A Selective Guide to the Arts in Los Angeles

Iannis Xenakis' score of "Nomos Alpha"

Jacaranda is a programming collaborative for modern music whose tagline is “Music at the Edge.” The two pieces featured in the Jan. 25 “Hallucination” concert at Santa Monica’s First Presbyterian Church — Nomos Alpha by Iannis Xenakis and Stimmung by Karlheinz Stockhausen — certainly fit that description. The compositions, both written in the 1960s, offer a vivid sample of the radical new directions composers were taking in the mid-20th century.

The evening’s aural adventure kicked off with Xenakis’ piece for solo cello, played with great aplomb by Tim Loo. As written, the piece is unplayable by a live solo performer and could only be realized with the help of a multi-track recording studio.
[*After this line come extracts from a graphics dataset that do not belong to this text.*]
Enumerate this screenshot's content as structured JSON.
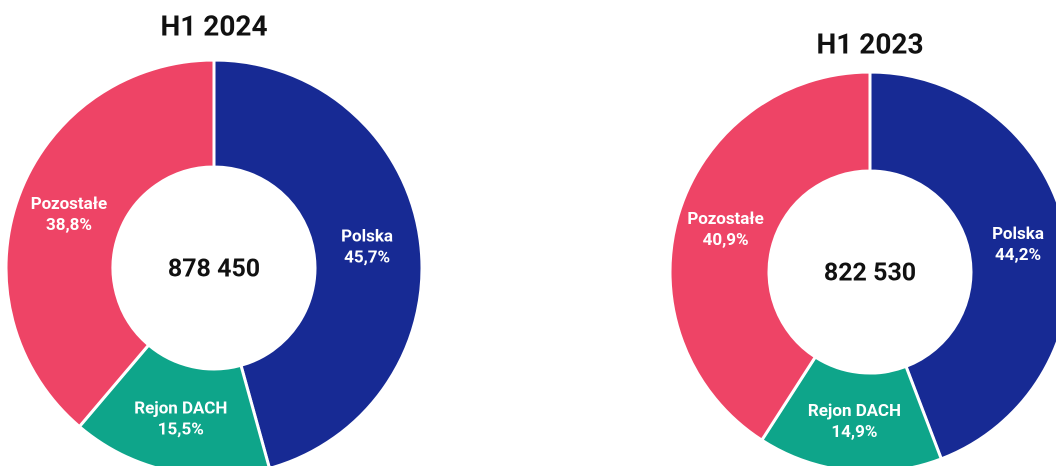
{
  "chart_data": [
    {
      "type": "donut",
      "title": "H1 2024",
      "center_label": "878 450",
      "categories": [
        "Polska",
        "Rejon DACH",
        "Pozostałe"
      ],
      "values": [
        45.7,
        15.5,
        38.8
      ],
      "value_labels": [
        "45,7%",
        "15,5%",
        "38,8%"
      ],
      "colors": [
        "#172a94",
        "#0ea58a",
        "#ee4466"
      ]
    },
    {
      "type": "donut",
      "title": "H1 2023",
      "center_label": "822 530",
      "categories": [
        "Polska",
        "Rejon DACH",
        "Pozostałe"
      ],
      "values": [
        44.2,
        14.9,
        40.9
      ],
      "value_labels": [
        "44,2%",
        "14,9%",
        "40,9%"
      ],
      "colors": [
        "#172a94",
        "#0ea58a",
        "#ee4466"
      ]
    }
  ]
}
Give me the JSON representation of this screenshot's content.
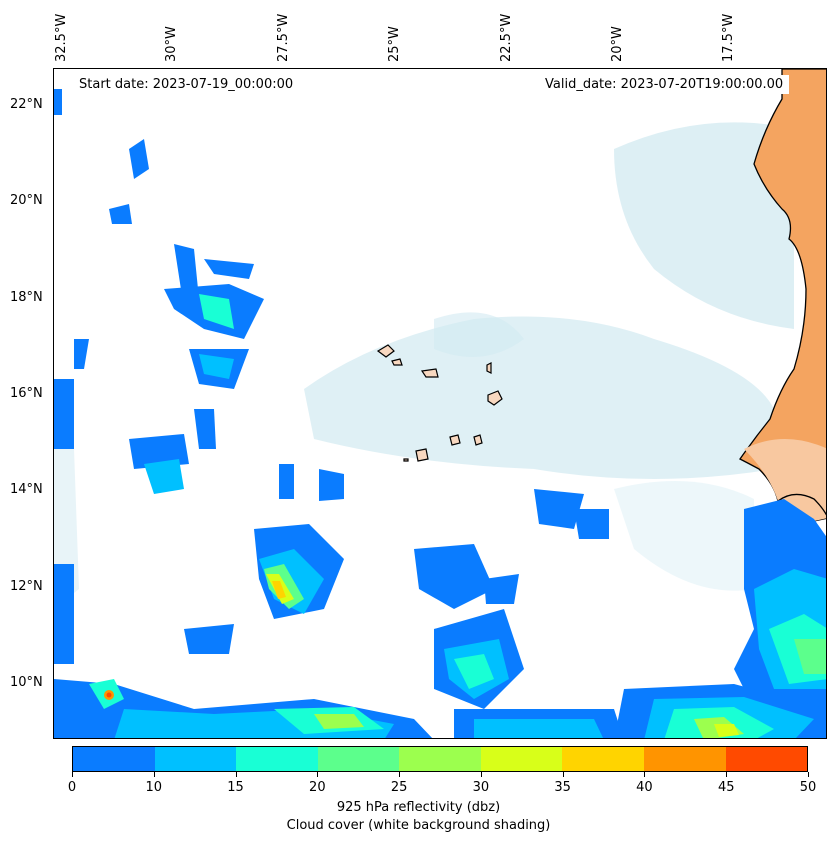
{
  "map": {
    "start_date": "Start date: 2023-07-19_00:00:00",
    "valid_date": "Valid_date: 2023-07-20T19:00:00.00",
    "lon_labels": [
      "32.5°W",
      "30°W",
      "27.5°W",
      "25°W",
      "22.5°W",
      "20°W",
      "17.5°W"
    ],
    "lat_labels": [
      "22°N",
      "20°N",
      "18°N",
      "16°N",
      "14°N",
      "12°N",
      "10°N"
    ],
    "colors": {
      "land": "#f4a460",
      "cloud": "#add8e6",
      "islands": "#f8d8c0"
    }
  },
  "colorbar": {
    "ticks": [
      "0",
      "10",
      "15",
      "20",
      "25",
      "30",
      "35",
      "40",
      "45",
      "50"
    ],
    "colors": [
      "#0a7cff",
      "#00c0ff",
      "#19ffd5",
      "#5cff8c",
      "#9cff4e",
      "#d8ff19",
      "#ffd400",
      "#ff9400",
      "#ff4a00"
    ],
    "label_line1": "925 hPa reflectivity (dbz)",
    "label_line2": "Cloud cover (white background shading)"
  }
}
The parts of the work that call for a single gut string detuned to the point of slackness, were, for this performance, pre-recorded and triggered via foot pedal by Loo.
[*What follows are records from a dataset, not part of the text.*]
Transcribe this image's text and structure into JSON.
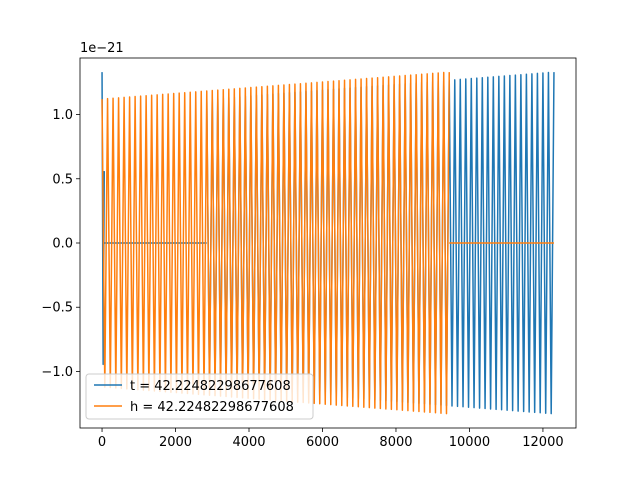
{
  "chart_data": {
    "type": "line",
    "title": "",
    "xlabel": "",
    "ylabel": "",
    "offset_label": "1e−21",
    "xlim": [
      -600,
      12900
    ],
    "ylim": [
      -1.44,
      1.44
    ],
    "x_ticks": [
      0,
      2000,
      4000,
      6000,
      8000,
      10000,
      12000
    ],
    "x_tick_labels": [
      "0",
      "2000",
      "4000",
      "6000",
      "8000",
      "10000",
      "12000"
    ],
    "y_ticks": [
      -1.0,
      -0.5,
      0.0,
      0.5,
      1.0
    ],
    "y_tick_labels": [
      "−1.0",
      "−0.5",
      "0.0",
      "0.5",
      "1.0"
    ],
    "grid": false,
    "legend_position": "lower-left",
    "series": [
      {
        "name": "t = 42.22482298677608",
        "color": "#1f77b4",
        "segments": [
          {
            "x_start": 0,
            "x_end": 60,
            "amp_start": 1.33,
            "amp_end": 0.56,
            "cycles": 1
          },
          {
            "x_start": 60,
            "x_end": 2850,
            "amp_start": 0.0,
            "amp_end": 0.0,
            "cycles": 0
          },
          {
            "x_start": 2850,
            "x_end": 12300,
            "amp_start": 1.12,
            "amp_end": 1.33,
            "cycles": 63
          }
        ]
      },
      {
        "name": "h = 42.22482298677608",
        "color": "#ff7f0e",
        "segments": [
          {
            "x_start": 0,
            "x_end": 9450,
            "amp_start": 1.12,
            "amp_end": 1.33,
            "cycles": 63
          },
          {
            "x_start": 9450,
            "x_end": 12300,
            "amp_start": 0.0,
            "amp_end": 0.0,
            "cycles": 0
          }
        ]
      }
    ]
  }
}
Nomos Alpha begins with percussive effects, with the performer smacking his bow on the wooden cello body. This leads into a series of violent glissandos, with the performer’s fingers jerking up and down the neck. Loo wore a white plastic glove on his playing hand to protect his fingers, which must have become shredded practicing this piece. Shivery, jittery attacks and plucking with both hands were married with bowed duads that explored shifting tonalities and dissonances. Even though we know that Xenakis used complex mathematical sets to work out his composition, if you just sat back and listened uncritically, the piece evoked a kind of magical woodland effect, like a noisy bird fluttering about in the forest.

Stimmung, a work for six solo voices, was performed by VOXNOVA Italia, a group from Rome. Like Xenakis, Stockhausen used highly abstract, theoretical concepts to build his compositions. While the piece is said to have been inspired by walks through Mayan ruins in Mexico, and by his infant son’s sonorous gurgling while asleep, it comes off as more otherworldly and, in some ways, extra-human. What I mean is that Stockhausen was discarding the idea of musical phrases that had a fixed place in relation to phrases before and after, focusing instead on the quality of tonalities and improvisation in a milieu where normal sequential or temporal values are absent.
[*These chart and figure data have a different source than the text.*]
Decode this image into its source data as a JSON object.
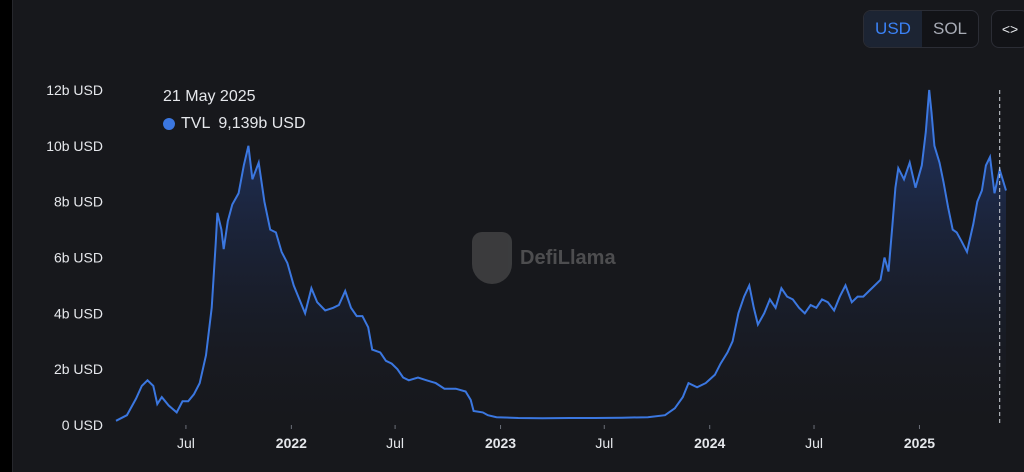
{
  "currency_toggle": {
    "usd_label": "USD",
    "sol_label": "SOL",
    "selected": "USD"
  },
  "embed_button": {
    "label": "<>",
    "icon": "code-icon"
  },
  "tooltip": {
    "date": "21 May 2025",
    "series_name": "TVL",
    "value": "9,139b USD",
    "color": "#3b77e0"
  },
  "watermark": {
    "text": "DefiLlama",
    "icon": "llama-logo-icon"
  },
  "colors": {
    "line": "#3b77e0",
    "background": "#17181c",
    "text": "#e5e7eb"
  },
  "chart_data": {
    "type": "area",
    "series": [
      {
        "name": "TVL",
        "unit": "b USD"
      }
    ],
    "y_ticks": [
      "0 USD",
      "2b USD",
      "4b USD",
      "6b USD",
      "8b USD",
      "10b USD",
      "12b USD"
    ],
    "ylim": [
      0,
      12
    ],
    "x_ticks": [
      "Jul",
      "2022",
      "Jul",
      "2023",
      "Jul",
      "2024",
      "Jul",
      "2025"
    ],
    "x_tick_bold": [
      false,
      true,
      false,
      true,
      false,
      true,
      false,
      true
    ],
    "x_tick_dates": [
      "2021-07-01",
      "2022-01-01",
      "2022-07-01",
      "2023-01-01",
      "2023-07-01",
      "2024-01-01",
      "2024-07-01",
      "2025-01-01"
    ],
    "xlim": [
      "2021-03-01",
      "2025-06-01"
    ],
    "grid": false,
    "crosshair_date": "2025-05-21",
    "points": [
      [
        "2021-03-01",
        0.15
      ],
      [
        "2021-03-20",
        0.35
      ],
      [
        "2021-04-05",
        0.95
      ],
      [
        "2021-04-15",
        1.4
      ],
      [
        "2021-04-25",
        1.6
      ],
      [
        "2021-05-05",
        1.4
      ],
      [
        "2021-05-12",
        0.75
      ],
      [
        "2021-05-20",
        1.0
      ],
      [
        "2021-06-01",
        0.7
      ],
      [
        "2021-06-15",
        0.45
      ],
      [
        "2021-06-25",
        0.85
      ],
      [
        "2021-07-05",
        0.85
      ],
      [
        "2021-07-15",
        1.1
      ],
      [
        "2021-07-25",
        1.5
      ],
      [
        "2021-08-05",
        2.5
      ],
      [
        "2021-08-15",
        4.2
      ],
      [
        "2021-08-22",
        6.5
      ],
      [
        "2021-08-25",
        7.6
      ],
      [
        "2021-09-01",
        7.0
      ],
      [
        "2021-09-05",
        6.3
      ],
      [
        "2021-09-12",
        7.3
      ],
      [
        "2021-09-20",
        7.9
      ],
      [
        "2021-10-01",
        8.3
      ],
      [
        "2021-10-10",
        9.3
      ],
      [
        "2021-10-18",
        10.0
      ],
      [
        "2021-10-25",
        8.8
      ],
      [
        "2021-11-05",
        9.4
      ],
      [
        "2021-11-15",
        8.0
      ],
      [
        "2021-11-25",
        7.0
      ],
      [
        "2021-12-05",
        6.9
      ],
      [
        "2021-12-15",
        6.2
      ],
      [
        "2021-12-25",
        5.8
      ],
      [
        "2022-01-05",
        5.0
      ],
      [
        "2022-01-15",
        4.5
      ],
      [
        "2022-01-25",
        4.0
      ],
      [
        "2022-02-05",
        4.9
      ],
      [
        "2022-02-15",
        4.4
      ],
      [
        "2022-03-01",
        4.1
      ],
      [
        "2022-03-15",
        4.2
      ],
      [
        "2022-03-25",
        4.3
      ],
      [
        "2022-04-05",
        4.8
      ],
      [
        "2022-04-15",
        4.2
      ],
      [
        "2022-04-25",
        3.9
      ],
      [
        "2022-05-05",
        3.9
      ],
      [
        "2022-05-15",
        3.5
      ],
      [
        "2022-05-22",
        2.7
      ],
      [
        "2022-06-05",
        2.6
      ],
      [
        "2022-06-15",
        2.3
      ],
      [
        "2022-06-25",
        2.2
      ],
      [
        "2022-07-05",
        2.0
      ],
      [
        "2022-07-15",
        1.7
      ],
      [
        "2022-07-25",
        1.6
      ],
      [
        "2022-08-10",
        1.7
      ],
      [
        "2022-08-25",
        1.6
      ],
      [
        "2022-09-10",
        1.5
      ],
      [
        "2022-09-25",
        1.3
      ],
      [
        "2022-10-15",
        1.3
      ],
      [
        "2022-11-01",
        1.2
      ],
      [
        "2022-11-10",
        0.9
      ],
      [
        "2022-11-15",
        0.5
      ],
      [
        "2022-12-01",
        0.45
      ],
      [
        "2022-12-10",
        0.35
      ],
      [
        "2022-12-25",
        0.28
      ],
      [
        "2023-02-01",
        0.25
      ],
      [
        "2023-03-15",
        0.24
      ],
      [
        "2023-05-01",
        0.25
      ],
      [
        "2023-06-15",
        0.25
      ],
      [
        "2023-08-01",
        0.26
      ],
      [
        "2023-09-15",
        0.28
      ],
      [
        "2023-10-15",
        0.35
      ],
      [
        "2023-11-01",
        0.6
      ],
      [
        "2023-11-15",
        1.0
      ],
      [
        "2023-11-25",
        1.5
      ],
      [
        "2023-12-10",
        1.35
      ],
      [
        "2023-12-25",
        1.5
      ],
      [
        "2024-01-10",
        1.8
      ],
      [
        "2024-01-20",
        2.2
      ],
      [
        "2024-02-01",
        2.6
      ],
      [
        "2024-02-10",
        3.0
      ],
      [
        "2024-02-20",
        4.0
      ],
      [
        "2024-03-01",
        4.6
      ],
      [
        "2024-03-10",
        5.0
      ],
      [
        "2024-03-18",
        4.2
      ],
      [
        "2024-03-25",
        3.6
      ],
      [
        "2024-04-05",
        4.0
      ],
      [
        "2024-04-15",
        4.5
      ],
      [
        "2024-04-25",
        4.2
      ],
      [
        "2024-05-05",
        4.9
      ],
      [
        "2024-05-15",
        4.6
      ],
      [
        "2024-05-25",
        4.5
      ],
      [
        "2024-06-05",
        4.2
      ],
      [
        "2024-06-15",
        4.0
      ],
      [
        "2024-06-25",
        4.3
      ],
      [
        "2024-07-05",
        4.2
      ],
      [
        "2024-07-15",
        4.5
      ],
      [
        "2024-07-25",
        4.4
      ],
      [
        "2024-08-05",
        4.1
      ],
      [
        "2024-08-15",
        4.6
      ],
      [
        "2024-08-25",
        5.0
      ],
      [
        "2024-09-05",
        4.4
      ],
      [
        "2024-09-15",
        4.6
      ],
      [
        "2024-09-25",
        4.6
      ],
      [
        "2024-10-05",
        4.8
      ],
      [
        "2024-10-15",
        5.0
      ],
      [
        "2024-10-25",
        5.2
      ],
      [
        "2024-11-01",
        6.0
      ],
      [
        "2024-11-08",
        5.5
      ],
      [
        "2024-11-15",
        7.2
      ],
      [
        "2024-11-20",
        8.5
      ],
      [
        "2024-11-25",
        9.2
      ],
      [
        "2024-12-05",
        8.8
      ],
      [
        "2024-12-15",
        9.4
      ],
      [
        "2024-12-25",
        8.5
      ],
      [
        "2025-01-05",
        9.3
      ],
      [
        "2025-01-12",
        10.5
      ],
      [
        "2025-01-18",
        12.0
      ],
      [
        "2025-01-22",
        11.2
      ],
      [
        "2025-01-27",
        10.0
      ],
      [
        "2025-02-05",
        9.4
      ],
      [
        "2025-02-12",
        8.7
      ],
      [
        "2025-02-20",
        7.8
      ],
      [
        "2025-02-28",
        7.0
      ],
      [
        "2025-03-07",
        6.9
      ],
      [
        "2025-03-15",
        6.6
      ],
      [
        "2025-03-25",
        6.2
      ],
      [
        "2025-04-05",
        7.2
      ],
      [
        "2025-04-12",
        8.0
      ],
      [
        "2025-04-20",
        8.4
      ],
      [
        "2025-04-27",
        9.3
      ],
      [
        "2025-05-04",
        9.6
      ],
      [
        "2025-05-12",
        8.3
      ],
      [
        "2025-05-21",
        9.14
      ],
      [
        "2025-05-26",
        8.8
      ],
      [
        "2025-06-01",
        8.4
      ]
    ]
  }
}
The piece is made up of 51 “models” of variable length. As one of the vocalists initiates a new segment, the others join in and gradually transform their own rhythm, tempo and dynamics until they come into “identity” with the leader. When the leader feels that the proper identity has been achieved, he or she signals so that another leader can begin the next model. The order of the models and the distribution of the spoken words — mostly the names of various pagan gods — are also left up to the performers.

Most of the performance came off as a long drone with repeating variations. The three men and three women of VOXNOVA changed the shape of their mouths and throats to explore tonality changes, mimicking filter sweeps of an oscillator. There was also a lot of nasality, and to be honest, it sometimes sounded like a mashup between Chinese opera and early Yoko Ono — and to me, that’s not good. The voices droned on for over an hour like this — after a while the effect became somewhat trancelike. As an exercise in musical philosophy, I can appreciate its structure and complexity, but as music itself, I see it more as a museum piece, designed to be dusted off and brought out for the curious every so often.